Nah ternyata, semua guru dan santri atau murid tidak ada yang berani melakukan aktifitas di luar KBM, apalagi sampai pulang sebelum selesai proses pembelajaran.

Terhadap fenomena ini, sebagian alumni sepuh berkomentar bahwa kendaraannya saja sudah memunculkan “haibah” luar biasa, apalagi orangnya. Padahal sebetulnya, sosok yang dimaksud sedang tidak berada di tempat.

Hal yang menarik dari aspek konsistensi dalam pendidikan, beliau begitu teguh terhadap proses belajar mengajar.

Kembali menurut Ustaz Hasyim Khan, sewaktu Kiai Qoffal dalam posisi masih mengajar, kemudian beliau dilapori bahwa puteranya yang masih belia meninggal dunia akibat tenggelam. Menerima informasi yang demikian mengagetkan itu, ekspresi beliau tetap tenang, sembari bertanya:

“Apa ada yang mengurus?”

“Ya, ada.”

“Ya sudah. Aku melanjutkan ini (mengajar-pen.) dahulu,” jawab beliau sambil tetap meneruskan pembelajaran materi kitabnya.

Menurut Gus Syabrawi, putera beliau yang dimaksud itu adalah Gus Nawawi.

Senada dengan cerita Wakil Ketua Hisaniyah Pusat itu, pengalaman Ustaz Mas’ud Sholeh saat belajar di madrasah Raudlatul Ulum juga tidak jauh berbeda dalam hal kedisiplinan Kiai Qoffal.

Ia bersama teman-teman satu kelas sering kali belajar di kediaman Kiai Qoffal Syabrawi ketika beliau merasa tidak enak badan.

Menurut menantu Kiai Abu Abbas Bukhori itu, Kiai Qoffal memanggil para santri atau murid untuk belajar di rumah beliau, jika sakit yang dideritanya sudah sampai pada taraf tidak mampu menyangga diri untuk pergi ke sekolah. Kalau hanya sekadar sakit biasa, belum pernah terdengar beliau meninggalkan aktifitas mengajarnya di sekolah.

Persoalan kealiman Kiai Qoffal, Kiai Yahya sendiri mengakui tentang kedalaman ilmu adiknya itu.

Dalam menjalani kehidupan ini, usia Kiai Qoffal seakan-akan hanya diperuntukkan buat kepentingan pengajaran saja.

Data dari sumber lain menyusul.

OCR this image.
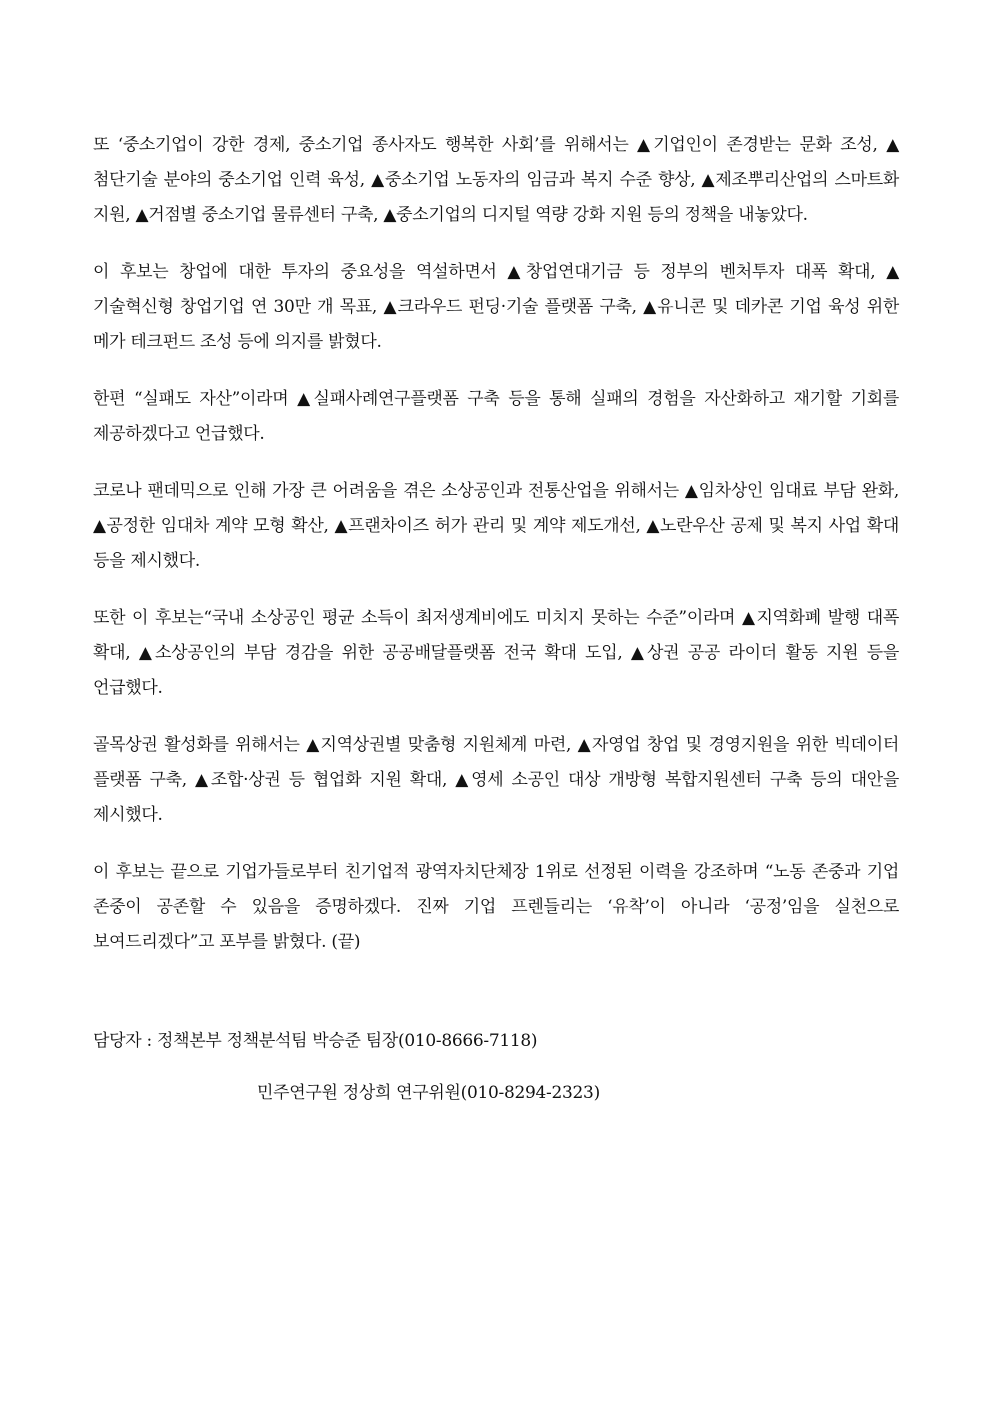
또 ‘중소기업이 강한 경제, 중소기업 종사자도 행복한 사회’를 위해서는 ▲기업인이 존경받는 문화 조성, ▲첨단기술 분야의 중소기업 인력 육성, ▲중소기업 노동자의 임금과 복지 수준 향상, ▲제조뿌리산업의 스마트화 지원, ▲거점별 중소기업 물류센터 구축, ▲중소기업의 디지털 역량 강화 지원 등의 정책을 내놓았다.

이 후보는 창업에 대한 투자의 중요성을 역설하면서 ▲창업연대기금 등 정부의 벤처투자 대폭 확대, ▲기술혁신형 창업기업 연 30만 개 목표, ▲크라우드 펀딩·기술 플랫폼 구축, ▲유니콘 및 데카콘 기업 육성 위한 메가 테크펀드 조성 등에 의지를 밝혔다.

한편 “실패도 자산”이라며 ▲실패사례연구플랫폼 구축 등을 통해 실패의 경험을 자산화하고 재기할 기회를 제공하겠다고 언급했다.

코로나 팬데믹으로 인해 가장 큰 어려움을 겪은 소상공인과 전통산업을 위해서는 ▲임차상인 임대료 부담 완화, ▲공정한 임대차 계약 모형 확산, ▲프랜차이즈 허가 관리 및 계약 제도개선, ▲노란우산 공제 및 복지 사업 확대 등을 제시했다.

또한 이 후보는“국내 소상공인 평균 소득이 최저생계비에도 미치지 못하는 수준”이라며 ▲지역화폐 발행 대폭 확대, ▲소상공인의 부담 경감을 위한 공공배달플랫폼 전국 확대 도입, ▲상권 공공 라이더 활동 지원 등을 언급했다.

골목상권 활성화를 위해서는 ▲지역상권별 맞춤형 지원체계 마련, ▲자영업 창업 및 경영지원을 위한 빅데이터 플랫폼 구축, ▲조합·상권 등 협업화 지원 확대, ▲영세 소공인 대상 개방형 복합지원센터 구축 등의 대안을 제시했다.

이 후보는 끝으로 기업가들로부터 친기업적 광역자치단체장 1위로 선정된 이력을 강조하며 “노동 존중과 기업 존중이 공존할 수 있음을 증명하겠다. 진짜 기업 프렌들리는 ‘유착’이 아니라 ‘공정’임을 실천으로 보여드리겠다”고 포부를 밝혔다. (끝)

담당자 : 정책본부 정책분석팀 박승준 팀장(010-8666-7118)

민주연구원 정상희 연구위원(010-8294-2323)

Hal ini dapat dicermati dari jadwal mengajar beliau: Habis Subuh, Tafsir Jalalain dan Riyadus Sholihin; habis Ashar, Mutammimah dan Taqrib; habis Isyak, Ibn’ Aqiel dan Kailani; hari Selasa, Iqna’; dan hari Jumat pagi, Ihya’ Ulumiddin.

Peserta pengajian kitab yang diasuh beliau, selain terdiri dari santri yang menetap di pesantren beliau sendiri, juga diikuti oleh santri dari PPRU I, PPRU IV, PPRU VI dan pesantren lain yang tersebar di desa Ganjaran.

Kecuali pengajian kitab Ihya’ Ulumiddin pada hari Jumat pagi, hanya diikuti oleh rata-rata Ibu Nyai beberapa pesantren di desa ini. Semua kegiatan pengajian tersebut bertempat di musala yang berada di depan kediaman beliau.

Ketika Kiai Yahya mendengar bahwa adiknya membaca kitab karangan Imam Ghazali itu, menjadi takjub seraya berkomentar: “Deddih Qoffal jiah alim onggu. (Jadi Qoffal itu benar-benar alim).”

Pada kesempatan yang lain dalam menanggapi kecerdasan Kiai Qoffal, Kiai Yahya sebagaimana dituturkan Ustaz Hasyim Khan pernah berkata: “Qoffal juwah alim. Mon keng eyadduh, engkok beih kala. (Qoffal itu alim. Umpama diadu, aku pun kalah).”

Tingkat kealiman Kiai Qoffal cukup dimaklumi jika dilihat dari cara belajar beliau. Sebab, seperti dikisahkan Gus Syabrawi, setelah mengajar ba’da Isyak, abahnya itu selalu belajar sendiri (muthola’ah) secara istikamah.

“Beliau belajar itu hingga menjelang Subuh,” ungkap Gus Syabrawi.

“Beliau belajar sendiri itu untuk persiapan saat akan mengajar. Hebatnya, kitab yang akan diajarkan tersebut senantiasa dimaknai (diesahi) terlebih dahulu. Makanya, semua kitab-kitab beliau sudah tertera makna secara lengkap,” lanjutnya.

Selain aktifitas keseharian beliau hanya berkutat di dalam dunia pendidikan, ternyata beliau juga memiliki tingkat kreatifitas yang cukup mumpuni pada tingkat “Kiai Kampung”. Hal ini terbukti dari dua karya rangkuman ilmu yang relatif agak dijauhi oleh sebagian besar santri karena kadar kesulitan yang terbilang rumit untuk dipelajari.

Dua kitab itu adalah: 1. Kasyful Ghawamid (tentang faraid) dan Risalatul Mahidl (tentang fikih perempuan).

Saat beliau masih hidup, dua rangkuman tersebut diajarkan langsung oleh beliau.

Menurut Gus Syabrawi, bahkan sewaktu menjelaskan tentang permasalahan kewanitaan, uraian beliau benar-benar gamblang tanpa ditutup-tutupi, sehingga penjelasannya begitu terang benderang sekalipun hal itu berkaitan dengan masalah-masalah pribadi kaum hawa.

Selain nama beliau selalu dikenang oleh para santri dan alumni dalam sejarah madrasah Raudlatul Ulum Ganjaran, Gondanglegi, Malang, peninggalan hasil karya beliau berupa rangkuman dua disiplin ilmu itu, merupakan warisan kekayaan khazanah keilmuan seorang anak bangsa yang tak ternilai, khususnya bagi masyarakat desa Ganjaran.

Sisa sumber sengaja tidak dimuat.